Electrospinning of collagen: enzymatic and spectroscopic analyses reveal solvent-independent disruption of the triple-helical structure

Abstract

Electrospinning has become a well-established method for creating nanofibrous meshes for tissue-engineering applications. The incorporation of natural extracellular components, such as electrospun pure collagen nanofibers, has proven to be particularly challenging, as electrospun collagen nanofibers do not constitute native collagen fibers anymore. In this study, we show that this detrimental effect is not only limited to fluorinated solvents, as previously thought. Rat tail collagen was dissolved in acetic acid and ethanol and electrospun at various temperatures.
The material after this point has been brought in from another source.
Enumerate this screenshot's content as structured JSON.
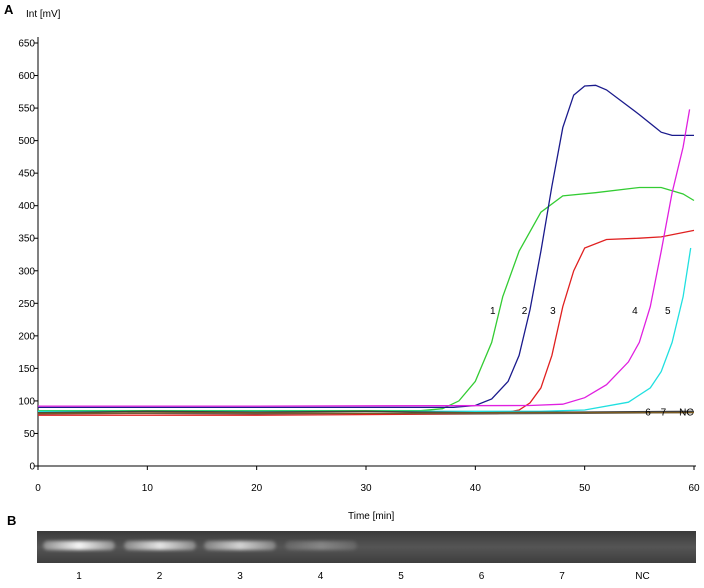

Electrospun collagen mats were analyzed using circular dichroism, enzymatic digestion, SDS-PAGE, western blotting, and Raman spectroscopy and compared to heat-denaturated and electrospun collagen in HFIP. Our data suggest that even non-fluorinated electrospinning solvents, such as acid-based solvents, do not yield structurally intact fibers. Interestingly, neither epithelial cells nor fibroblasts displayed a different cellular response to electrospun collagen compared to collagen-coated polyurethane scaffolds in F-actin staining and metabolic analysis using fluorescent lifetime imaging. The disruption of the structural integrity of collagen might therefore be underestimated based on the cell–material interactions alone. These observations expose the larger than anticipated vulnerability of collagen in the electrospinning process. Based on these findings, the influence of the electrospinning process on the distinct biochemical properties of collagen should always be considered, when ECM-mimicking fibrous constructs are manufactured.